Wednesday, December 20, 2023

Death Toll Rising In China’s Quake

Death Toll Rising In China’s Quake
Stefan J. Bos



The death toll from China’s worst earthquake in nine years rose to 131 early Wednesday, with some 1,000 people injured, officials said.

Rescuers searched through rubble in below-freezing conditions in a mountainous region of northwestern China, but hope was rapidly fading that many people could be pulled out alive.

The magnitude-6.2 earthquake struck just before midnight on Monday in Jishishan county near the border of Gansu and Qinghai provinces, according to authorities.

It destroyed or damaged more than 150,000 homes, according to state media.

The earthquake, followed by several strong aftershocks, caused mud and landslides and damaged power lines and other local infrastructure “to varying degrees,” officials said.

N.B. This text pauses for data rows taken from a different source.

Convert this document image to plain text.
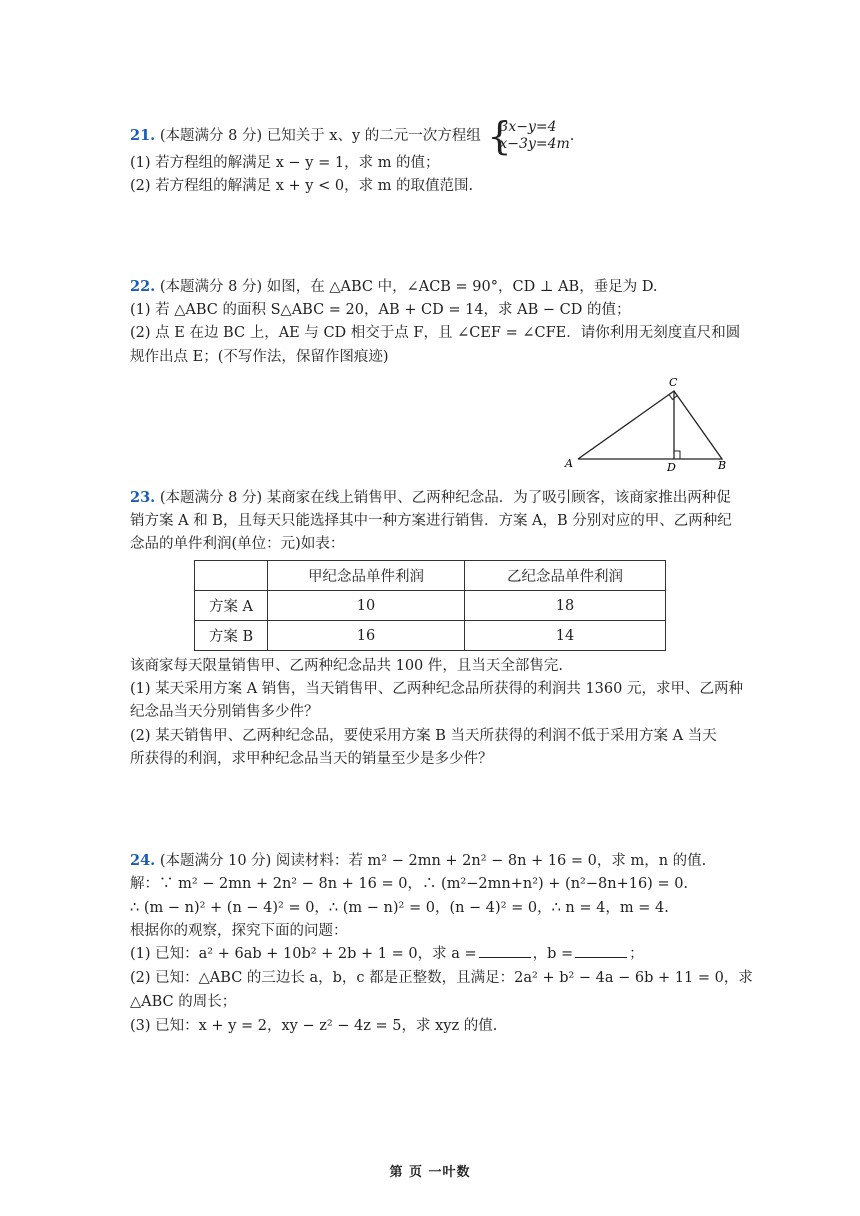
21. (本题满分 8 分) 已知关于 x、y 的二元一次方程组 {
3x−y=4
x−3y=4m .
(1) 若方程组的解满足 x − y = 1，求 m 的值；
(2) 若方程组的解满足 x + y < 0，求 m 的取值范围.
22. (本题满分 8 分) 如图，在 △ABC 中，∠ACB = 90°，CD ⊥ AB，垂足为 D.
(1) 若 △ABC 的面积 S△ABC = 20，AB + CD = 14，求 AB − CD 的值；
(2) 点 E 在边 BC 上，AE 与 CD 相交于点 F，且 ∠CEF = ∠CFE．请你利用无刻度直尺和圆
规作出点 E；(不写作法，保留作图痕迹)
A
C
D	B
23. (本题满分 8 分) 某商家在线上销售甲、乙两种纪念品．为了吸引顾客，该商家推出两种促
销方案 A 和 B，且每天只能选择其中一种方案进行销售．方案 A，B 分别对应的甲、乙两种纪
念品的单件利润(单位：元)如表：
	甲纪念品单件利润	乙纪念品单件利润
方案 A	10	18
方案 B	16	14
该商家每天限量销售甲、乙两种纪念品共 100 件，且当天全部售完.
(1) 某天采用方案 A 销售，当天销售甲、乙两种纪念品所获得的利润共 1360 元，求甲、乙两种
纪念品当天分别销售多少件？
(2) 某天销售甲、乙两种纪念品，要使采用方案 B 当天所获得的利润不低于采用方案 A 当天
所获得的利润，求甲种纪念品当天的销量至少是多少件？
24. (本题满分 10 分) 阅读材料：若 m² − 2mn + 2n² − 8n + 16 = 0，求 m，n 的值.
解：∵ m² − 2mn + 2n² − 8n + 16 = 0，∴ (m²−2mn+n²) + (n²−8n+16) = 0.
∴ (m − n)² + (n − 4)² = 0，∴ (m − n)² = 0，(n − 4)² = 0，∴ n = 4，m = 4.
根据你的观察，探究下面的问题：
(1) 已知：a² + 6ab + 10b² + 2b + 1 = 0，求 a =	，b =	；
(2) 已知：△ABC 的三边长 a，b，c 都是正整数，且满足：2a² + b² − 4a − 6b + 11 = 0，求
△ABC 的周长；
(3) 已知：x + y = 2，xy − z² − 4z = 5，求 xyz 的值.
第 页 一叶数
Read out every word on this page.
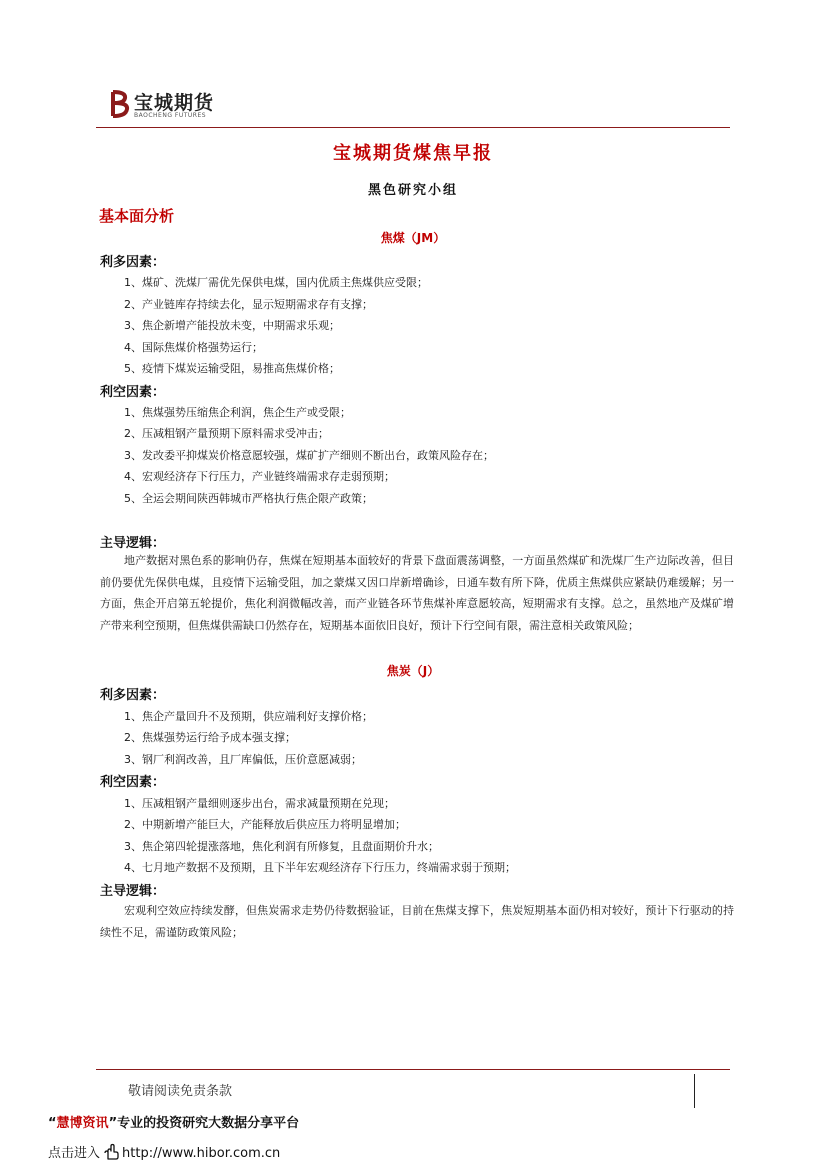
宝城期货
BAOCHENG FUTURES
宝城期货煤焦早报
黑色研究小组
基本面分析
焦煤（JM）
利多因素：
1、煤矿、洗煤厂需优先保供电煤，国内优质主焦煤供应受限；
2、产业链库存持续去化，显示短期需求存有支撑；
3、焦企新增产能投放未变，中期需求乐观；
4、国际焦煤价格强势运行；
5、疫情下煤炭运输受阻，易推高焦煤价格；
利空因素：
1、焦煤强势压缩焦企利润，焦企生产或受限；
2、压减粗钢产量预期下原料需求受冲击；
3、发改委平抑煤炭价格意愿较强，煤矿扩产细则不断出台，政策风险存在；
4、宏观经济存下行压力，产业链终端需求存走弱预期；
5、全运会期间陕西韩城市严格执行焦企限产政策；
主导逻辑：

地产数据对黑色系的影响仍存，焦煤在短期基本面较好的背景下盘面震荡调整，一方面虽然煤矿和洗煤厂生产边际改善，但目前仍要优先保供电煤，且疫情下运输受阻，加之蒙煤又因口岸新增确诊，日通车数有所下降，优质主焦煤供应紧缺仍难缓解；另一方面，焦企开启第五轮提价，焦化利润微幅改善，而产业链各环节焦煤补库意愿较高，短期需求有支撑。总之，虽然地产及煤矿增产带来利空预期，但焦煤供需缺口仍然存在，短期基本面依旧良好，预计下行空间有限，需注意相关政策风险；

焦炭（J）
利多因素：
1、焦企产量回升不及预期，供应端利好支撑价格；
2、焦煤强势运行给予成本强支撑；
3、钢厂利润改善，且厂库偏低，压价意愿减弱；
利空因素：
1、压减粗钢产量细则逐步出台，需求减量预期在兑现；
2、中期新增产能巨大，产能释放后供应压力将明显增加；
3、焦企第四轮提涨落地，焦化利润有所修复，且盘面期价升水；
4、七月地产数据不及预期，且下半年宏观经济存下行压力，终端需求弱于预期；
主导逻辑：

宏观利空效应持续发酵，但焦炭需求走势仍待数据验证，目前在焦煤支撑下，焦炭短期基本面仍相对较好，预计下行驱动的持续性不足，需谨防政策风险；

敬请阅读免责条款
“慧博资讯”专业的投资研究大数据分享平台
点击进入 http://www.hibor.com.cn
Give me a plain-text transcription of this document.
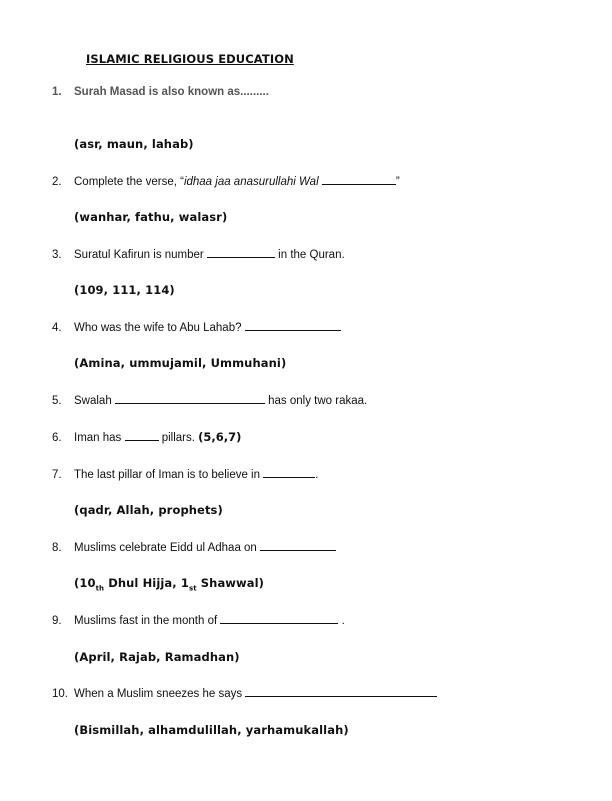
ISLAMIC RELIGIOUS EDUCATION
1. Surah Masad is also known as.........
(asr, maun, lahab)
2. Complete the verse, “idhaa jaa anasurullahi Wal	”
(wanhar, fathu, walasr)
3. Suratul Kafirun is number	in the Quran.
(109, 111, 114)
4. Who was the wife to Abu Lahab?
(Amina, ummujamil, Ummuhani)
5. Swalah	has only two rakaa.
6. Iman has	pillars. (5,6,7)
7. The last pillar of Iman is to believe in	.
(qadr, Allah, prophets)
8. Muslims celebrate Eidd ul Adhaa on
($10_{th}$ Dhul Hijja, $1_{st}$ Shawwal)
9. Muslims fast in the month of	.
(April, Rajab, Ramadhan)
10. When a Muslim sneezes he says
(Bismillah, alhamdulillah, yarhamukallah)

On Wednesday morning, authorities said the official death toll had risen to 131 in Gansu, with 782 injured, and 18 dead and 198 wounded in Qinghai.

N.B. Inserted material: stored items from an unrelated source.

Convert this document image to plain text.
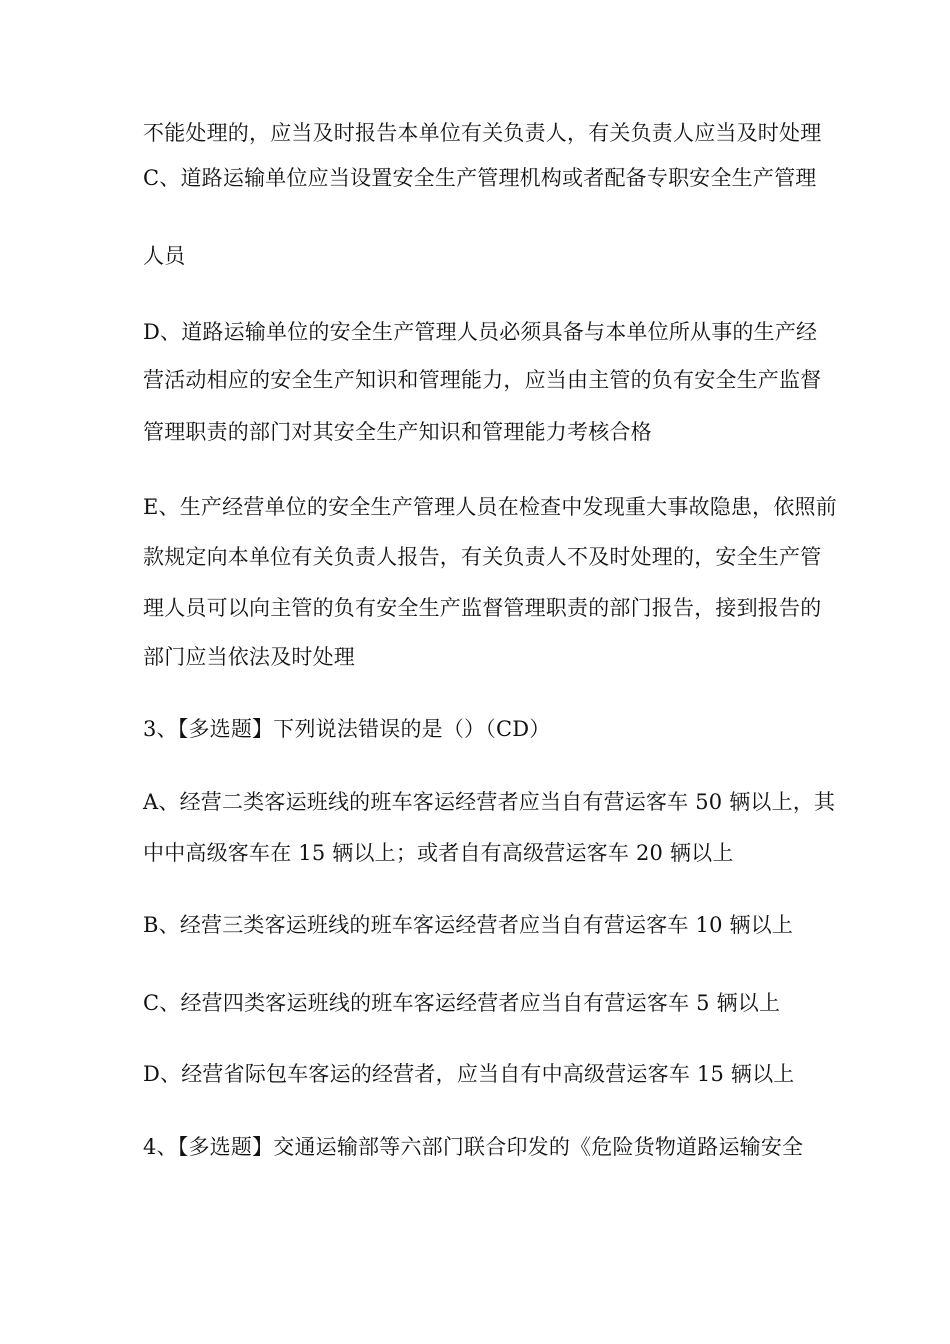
不能处理的，应当及时报告本单位有关负责人，有关负责人应当及时处理
C、道路运输单位应当设置安全生产管理机构或者配备专职安全生产管理
人员
D、道路运输单位的安全生产管理人员必须具备与本单位所从事的生产经
营活动相应的安全生产知识和管理能力，应当由主管的负有安全生产监督
管理职责的部门对其安全生产知识和管理能力考核合格
E、生产经营单位的安全生产管理人员在检查中发现重大事故隐患，依照前
款规定向本单位有关负责人报告，有关负责人不及时处理的，安全生产管
理人员可以向主管的负有安全生产监督管理职责的部门报告，接到报告的
部门应当依法及时处理
3、【多选题】下列说法错误的是（）（CD）
A、经营二类客运班线的班车客运经营者应当自有营运客车 50 辆以上，其
中中高级客车在 15 辆以上；或者自有高级营运客车 20 辆以上
B、经营三类客运班线的班车客运经营者应当自有营运客车 10 辆以上
C、经营四类客运班线的班车客运经营者应当自有营运客车 5 辆以上
D、经营省际包车客运的经营者，应当自有中高级营运客车 15 辆以上
4、【多选题】交通运输部等六部门联合印发的《危险货物道路运输安全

Responders, including 1,500 firefighters, 1,500 police officers, 1,000 soldiers, and about 400 medics, continued to pull people from the rubble and treat the injured, witnesses said.

Some 78 people had been rescued in Gansu, but 20 people were still missing from two villages in Minhe county, where a mudslide swept through, half-burying many buildings in brown silt.

Search and rescue operations and efforts to resettle residents continued as state media footage showed bulldozers removing thick mud.

Authorities hope they will find survivors. But a days-long cold wave sweeping across most of China and the high-altitude area in China’s north-west reported temperatures as low as -16 Celsius (3.2 Fahrenheit) were hampering rescue efforts.